When distributing a binary release of Daemon, you must ship these DLLs alongside the executable, else you will run into [https://github.com/Unvanquished/Unvanquished/issues/716 this issue]. Note that unlike Daemon's other DLL dependencies (from the <code>external_deps</code> package), the MinGW DLLs are not automatically copied to the build directory as part of the build process. See <code>extra_dll_list</code> and <code>findDll</code> in the [https://github.com/Unvanquished/release-scripts/blob/master/build-release Unvanquished release script].

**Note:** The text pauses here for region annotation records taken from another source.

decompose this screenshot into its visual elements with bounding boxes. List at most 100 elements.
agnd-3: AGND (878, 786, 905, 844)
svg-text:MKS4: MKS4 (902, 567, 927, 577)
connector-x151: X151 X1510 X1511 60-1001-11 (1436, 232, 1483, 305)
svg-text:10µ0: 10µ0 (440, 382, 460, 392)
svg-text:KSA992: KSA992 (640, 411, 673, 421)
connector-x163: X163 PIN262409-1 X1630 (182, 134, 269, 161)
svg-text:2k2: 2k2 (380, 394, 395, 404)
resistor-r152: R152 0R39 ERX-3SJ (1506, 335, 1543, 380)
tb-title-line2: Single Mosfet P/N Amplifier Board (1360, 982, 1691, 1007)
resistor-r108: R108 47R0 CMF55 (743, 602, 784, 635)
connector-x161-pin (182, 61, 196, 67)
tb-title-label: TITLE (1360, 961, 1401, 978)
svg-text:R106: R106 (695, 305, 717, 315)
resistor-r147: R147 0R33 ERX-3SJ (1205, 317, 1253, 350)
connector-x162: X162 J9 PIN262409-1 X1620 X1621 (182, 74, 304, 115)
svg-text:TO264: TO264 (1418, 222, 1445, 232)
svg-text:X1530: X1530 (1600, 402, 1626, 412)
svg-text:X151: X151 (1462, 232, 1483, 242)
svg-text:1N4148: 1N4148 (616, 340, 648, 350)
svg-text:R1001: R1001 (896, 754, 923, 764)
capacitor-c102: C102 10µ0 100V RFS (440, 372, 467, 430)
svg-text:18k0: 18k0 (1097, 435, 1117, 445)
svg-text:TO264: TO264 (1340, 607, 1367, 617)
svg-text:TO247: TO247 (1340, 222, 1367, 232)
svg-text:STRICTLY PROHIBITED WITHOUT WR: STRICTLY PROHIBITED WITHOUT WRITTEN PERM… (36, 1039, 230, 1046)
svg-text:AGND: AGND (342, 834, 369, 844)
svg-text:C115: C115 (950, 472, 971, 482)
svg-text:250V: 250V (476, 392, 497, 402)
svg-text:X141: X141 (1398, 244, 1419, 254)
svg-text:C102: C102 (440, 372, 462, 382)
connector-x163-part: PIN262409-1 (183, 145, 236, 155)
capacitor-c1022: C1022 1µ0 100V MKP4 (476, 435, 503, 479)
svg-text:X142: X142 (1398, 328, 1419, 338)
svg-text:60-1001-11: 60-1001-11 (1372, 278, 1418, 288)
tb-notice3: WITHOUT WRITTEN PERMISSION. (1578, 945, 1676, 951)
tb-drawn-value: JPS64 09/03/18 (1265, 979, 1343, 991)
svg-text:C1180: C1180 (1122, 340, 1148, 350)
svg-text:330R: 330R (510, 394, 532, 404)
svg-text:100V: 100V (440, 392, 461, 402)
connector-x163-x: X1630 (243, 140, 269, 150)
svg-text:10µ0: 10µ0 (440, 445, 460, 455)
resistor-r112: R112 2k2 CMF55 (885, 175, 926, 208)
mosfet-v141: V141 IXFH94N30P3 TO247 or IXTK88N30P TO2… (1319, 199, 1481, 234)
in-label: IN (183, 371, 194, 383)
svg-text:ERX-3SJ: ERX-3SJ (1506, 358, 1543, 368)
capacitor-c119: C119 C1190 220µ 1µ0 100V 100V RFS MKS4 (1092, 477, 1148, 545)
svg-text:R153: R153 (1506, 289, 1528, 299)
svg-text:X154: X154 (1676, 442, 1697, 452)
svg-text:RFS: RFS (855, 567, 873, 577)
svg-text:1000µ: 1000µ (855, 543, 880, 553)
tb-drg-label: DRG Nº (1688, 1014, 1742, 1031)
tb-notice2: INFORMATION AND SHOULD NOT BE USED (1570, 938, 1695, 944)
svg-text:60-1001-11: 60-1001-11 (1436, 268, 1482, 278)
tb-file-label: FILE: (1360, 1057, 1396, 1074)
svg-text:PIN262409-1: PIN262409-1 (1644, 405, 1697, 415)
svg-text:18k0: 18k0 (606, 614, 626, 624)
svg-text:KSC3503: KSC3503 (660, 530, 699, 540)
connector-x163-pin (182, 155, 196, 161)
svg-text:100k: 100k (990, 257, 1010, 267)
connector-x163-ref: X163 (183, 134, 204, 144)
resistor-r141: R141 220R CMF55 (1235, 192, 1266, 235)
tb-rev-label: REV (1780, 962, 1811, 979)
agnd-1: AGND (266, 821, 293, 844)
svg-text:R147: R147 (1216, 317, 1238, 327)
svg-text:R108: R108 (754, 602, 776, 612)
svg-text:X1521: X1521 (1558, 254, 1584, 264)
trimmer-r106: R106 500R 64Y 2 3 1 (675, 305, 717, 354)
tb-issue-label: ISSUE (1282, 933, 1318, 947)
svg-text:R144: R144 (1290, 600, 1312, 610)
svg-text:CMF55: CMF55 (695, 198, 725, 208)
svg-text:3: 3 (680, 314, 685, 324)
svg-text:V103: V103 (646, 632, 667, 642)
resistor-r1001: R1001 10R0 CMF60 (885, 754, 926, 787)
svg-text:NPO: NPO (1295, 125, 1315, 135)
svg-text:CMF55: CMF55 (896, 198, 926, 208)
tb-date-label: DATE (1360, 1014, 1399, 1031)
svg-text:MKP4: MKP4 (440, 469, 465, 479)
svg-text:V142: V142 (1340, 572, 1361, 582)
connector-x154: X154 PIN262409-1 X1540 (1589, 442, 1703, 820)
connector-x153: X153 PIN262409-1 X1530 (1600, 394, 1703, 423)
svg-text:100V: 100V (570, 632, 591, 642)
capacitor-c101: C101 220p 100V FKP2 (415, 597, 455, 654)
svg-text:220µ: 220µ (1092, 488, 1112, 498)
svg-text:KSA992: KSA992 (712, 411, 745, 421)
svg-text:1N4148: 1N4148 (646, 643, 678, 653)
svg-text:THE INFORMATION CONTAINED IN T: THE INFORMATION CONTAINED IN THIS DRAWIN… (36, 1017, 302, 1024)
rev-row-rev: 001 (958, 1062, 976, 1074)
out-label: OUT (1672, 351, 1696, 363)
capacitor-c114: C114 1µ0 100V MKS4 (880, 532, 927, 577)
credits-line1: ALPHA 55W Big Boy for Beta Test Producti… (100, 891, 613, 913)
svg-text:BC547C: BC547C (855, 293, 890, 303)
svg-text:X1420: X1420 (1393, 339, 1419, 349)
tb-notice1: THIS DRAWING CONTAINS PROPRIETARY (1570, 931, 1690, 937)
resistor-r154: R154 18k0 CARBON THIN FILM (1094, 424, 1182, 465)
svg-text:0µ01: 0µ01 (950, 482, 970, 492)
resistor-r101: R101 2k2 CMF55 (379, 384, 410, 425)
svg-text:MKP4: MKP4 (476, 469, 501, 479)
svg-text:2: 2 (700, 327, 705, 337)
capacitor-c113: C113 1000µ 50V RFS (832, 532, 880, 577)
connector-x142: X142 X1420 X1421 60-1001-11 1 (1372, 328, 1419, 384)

== C ABI compability with MSVC ==

On 32-bit x86, GCC has a different default stack alignment (16 bytes) than MSVC (4 bytes). This can cause problems when MSVC-compiled code calls into GCC-compiled code and the alignment is less than expected. One solution, which we use to build MSVC-compatible <code>external_deps</code> DLLs, is to use a GCC flag (<code>-mpreferred-stack-boundary=</code>) to change the presumed stack alignment. Another, which we use to handle jumps from 3rd-party binaries to our (MinGW-built) code, is to put the annotation <code>__attribute__((force_align_arg_pointer))</code> on the functions which may be called with less alignment than expected, instructing the compiler to perform alignment when the function is called.

<code>-mms-bitfields</code> should be enabled to ensure that the layout of structs containing bitfields matches. This is on by default.